Renault ist einer der großen Gewinner
Der französische Autobauer Renault gehörte 2009 dagegen zu den großen Gewinnern auf dem deutschen Automarkt. Dank der Abwrackprämie steigerte der Hersteller den Absatz seiner Marken Renault und Dacia um 45 Prozent und verkaufte fast 240.000 Fahrzeuge. Die rumänische Billigtochter Dacia konnten ihren Absatz 2009 sogar mehr als verdreifachen. Insgesamt erhöhte die Renault-Gruppe ihren Marktanteil von knapp 5 auf gut 6 Prozent. Die Marke Renault selbst steigerte den Absatz von Personenwagen um 17 Prozent und blieb damit unter dem Durchschnitt der Branche.
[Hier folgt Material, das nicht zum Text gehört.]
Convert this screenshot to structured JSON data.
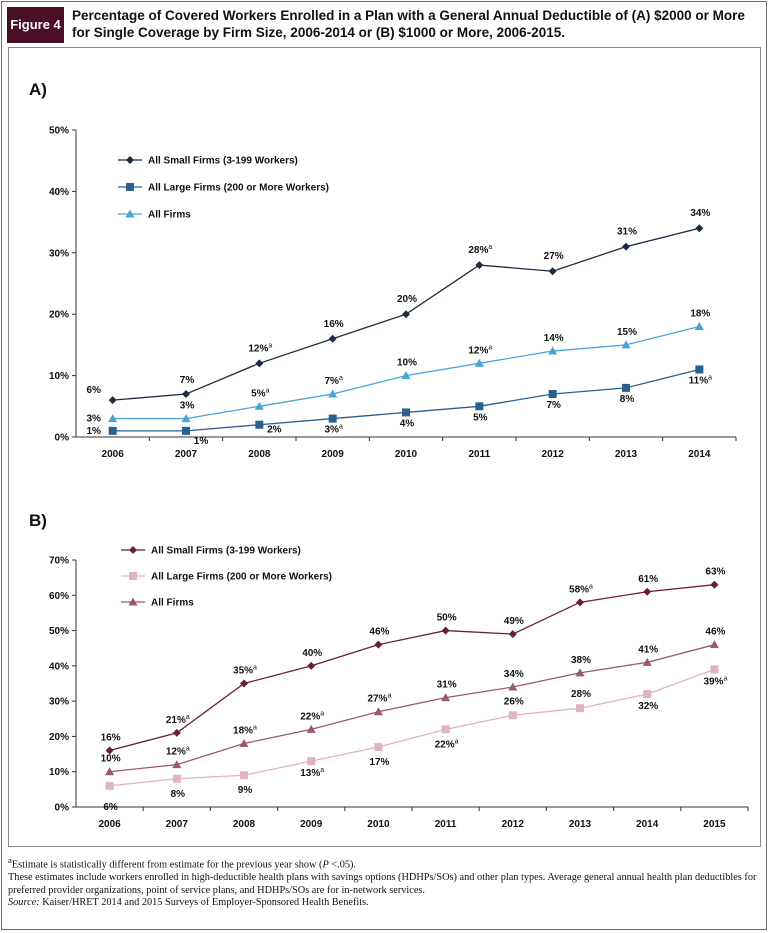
{
  "figure": {
    "badge": "Figure 4",
    "title": "Percentage of Covered Workers Enrolled in a Plan with a General Annual Deductible of (A) $2000 or More for Single Coverage by Firm Size, 2006-2014 or (B) $1000 or More, 2006-2015."
  },
  "colors": {
    "badge": "#4a0f27",
    "a_small": "#1f2a44",
    "a_large": "#2a5f8f",
    "a_all": "#4aa3d3",
    "b_small": "#6b1f35",
    "b_large": "#e0b3bd",
    "b_all": "#9b5a6c"
  },
  "chart_data": [
    {
      "type": "line",
      "panel_label": "A)",
      "x": [
        "2006",
        "2007",
        "2008",
        "2009",
        "2010",
        "2011",
        "2012",
        "2013",
        "2014"
      ],
      "ylim": [
        0,
        50
      ],
      "yticks": [
        "0%",
        "10%",
        "20%",
        "30%",
        "40%",
        "50%"
      ],
      "grid": false,
      "legend_position": "top-left",
      "series": [
        {
          "name": "All Small Firms (3-199 Workers)",
          "marker": "diamond",
          "values": [
            6,
            7,
            12,
            16,
            20,
            28,
            27,
            31,
            34
          ],
          "labels": [
            "6%",
            "7%",
            "12%",
            "16%",
            "20%",
            "28%",
            "27%",
            "31%",
            "34%"
          ],
          "significant": [
            false,
            false,
            true,
            false,
            false,
            true,
            false,
            false,
            false
          ]
        },
        {
          "name": "All Large Firms (200 or More Workers)",
          "marker": "square",
          "values": [
            1,
            1,
            2,
            3,
            4,
            5,
            7,
            8,
            11
          ],
          "labels": [
            "1%",
            "1%",
            "2%",
            "3%",
            "4%",
            "5%",
            "7%",
            "8%",
            "11%"
          ],
          "significant": [
            false,
            false,
            false,
            true,
            false,
            false,
            false,
            false,
            true
          ]
        },
        {
          "name": "All Firms",
          "marker": "triangle",
          "values": [
            3,
            3,
            5,
            7,
            10,
            12,
            14,
            15,
            18
          ],
          "labels": [
            "3%",
            "3%",
            "5%",
            "7%",
            "10%",
            "12%",
            "14%",
            "15%",
            "18%"
          ],
          "significant": [
            false,
            false,
            true,
            true,
            false,
            true,
            false,
            false,
            false
          ]
        }
      ]
    },
    {
      "type": "line",
      "panel_label": "B)",
      "x": [
        "2006",
        "2007",
        "2008",
        "2009",
        "2010",
        "2011",
        "2012",
        "2013",
        "2014",
        "2015"
      ],
      "ylim": [
        0,
        70
      ],
      "yticks": [
        "0%",
        "10%",
        "20%",
        "30%",
        "40%",
        "50%",
        "60%",
        "70%"
      ],
      "grid": false,
      "legend_position": "top-left",
      "series": [
        {
          "name": "All Small Firms (3-199 Workers)",
          "marker": "diamond",
          "values": [
            16,
            21,
            35,
            40,
            46,
            50,
            49,
            58,
            61,
            63
          ],
          "labels": [
            "16%",
            "21%",
            "35%",
            "40%",
            "46%",
            "50%",
            "49%",
            "58%",
            "61%",
            "63%"
          ],
          "significant": [
            false,
            true,
            true,
            false,
            false,
            false,
            false,
            true,
            false,
            false
          ]
        },
        {
          "name": "All Large Firms (200 or More Workers)",
          "marker": "square",
          "values": [
            6,
            8,
            9,
            13,
            17,
            22,
            26,
            28,
            32,
            39
          ],
          "labels": [
            "6%",
            "8%",
            "9%",
            "13%",
            "17%",
            "22%",
            "26%",
            "28%",
            "32%",
            "39%"
          ],
          "significant": [
            false,
            false,
            false,
            true,
            false,
            true,
            false,
            false,
            false,
            true
          ]
        },
        {
          "name": "All Firms",
          "marker": "triangle",
          "values": [
            10,
            12,
            18,
            22,
            27,
            31,
            34,
            38,
            41,
            46
          ],
          "labels": [
            "10%",
            "12%",
            "18%",
            "22%",
            "27%",
            "31%",
            "34%",
            "38%",
            "41%",
            "46%"
          ],
          "significant": [
            false,
            true,
            true,
            true,
            true,
            false,
            false,
            false,
            false,
            false
          ]
        }
      ]
    }
  ],
  "footnote": {
    "sig_mark": "a",
    "sig_a": "Estimate is statistically different from estimate for the previous year show (",
    "sig_p": "P",
    "sig_b": " <.05).",
    "line2": "These estimates include workers enrolled in high-deductible health plans with savings options (HDHPs/SOs) and other plan types. Average general annual health plan deductibles for preferred provider organizations, point of service plans, and HDHPs/SOs are for in-network services.",
    "source_label": "Source:",
    "source_text": " Kaiser/HRET 2014 and 2015 Surveys of Employer-Sponsored Health Benefits."
  }
}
Rolly-Royce mit Absatzeinbruch
Der Luxushersteller Rolls-Royce musste im abgelaufenen Jahr einen Absatzeinbruch um 17,3 Prozent auf 1.002 Autos hinnehmen. Ein schlechteres Ergebnis bei der BMW-Tochter verhinderte die Einführung des neuen Modells Ghost, von dem im Dezember die ersten 150 Exemplare ausgeliefert wurden.
China größtes Autoland
China hat die USA 2009 als weltgrößten Automarkt abgelöst. Nach Industrieangaben stieg der Pkw-Absatz auf 10,3 Millionen. Den gesamten Fahrzeugabsatz schätzte der chinesische Auto-Verband auf 13,6 Millionen, das wäre ein Anstieg um 45 Prozent gegenüber 2008. In den USA war der Absatz von Pkw und leichten Lkw im gleichen Zeitraum um 21 Prozent auf 10,4 Millionen Stück eingebrochen. Damit sind zum ersten Mal überhaupt in einem Land mehr Fahrzeuge als in den USA abgesetzt worden.
Toyota Prius punktet in Japan
Mit dem Toyota Prius ist erstmals ein Hybridauto meistverkauftes Auto in Japan geworden. Im Jahr 2009 wurde es insgesamt 208.876 Mal verkauft, wie die Vereinigung der Automobilhändler mitteilte. Die Absatzzahlen für den Prius haben sich damit gegenüber dem Vorjahr fast verdreifacht.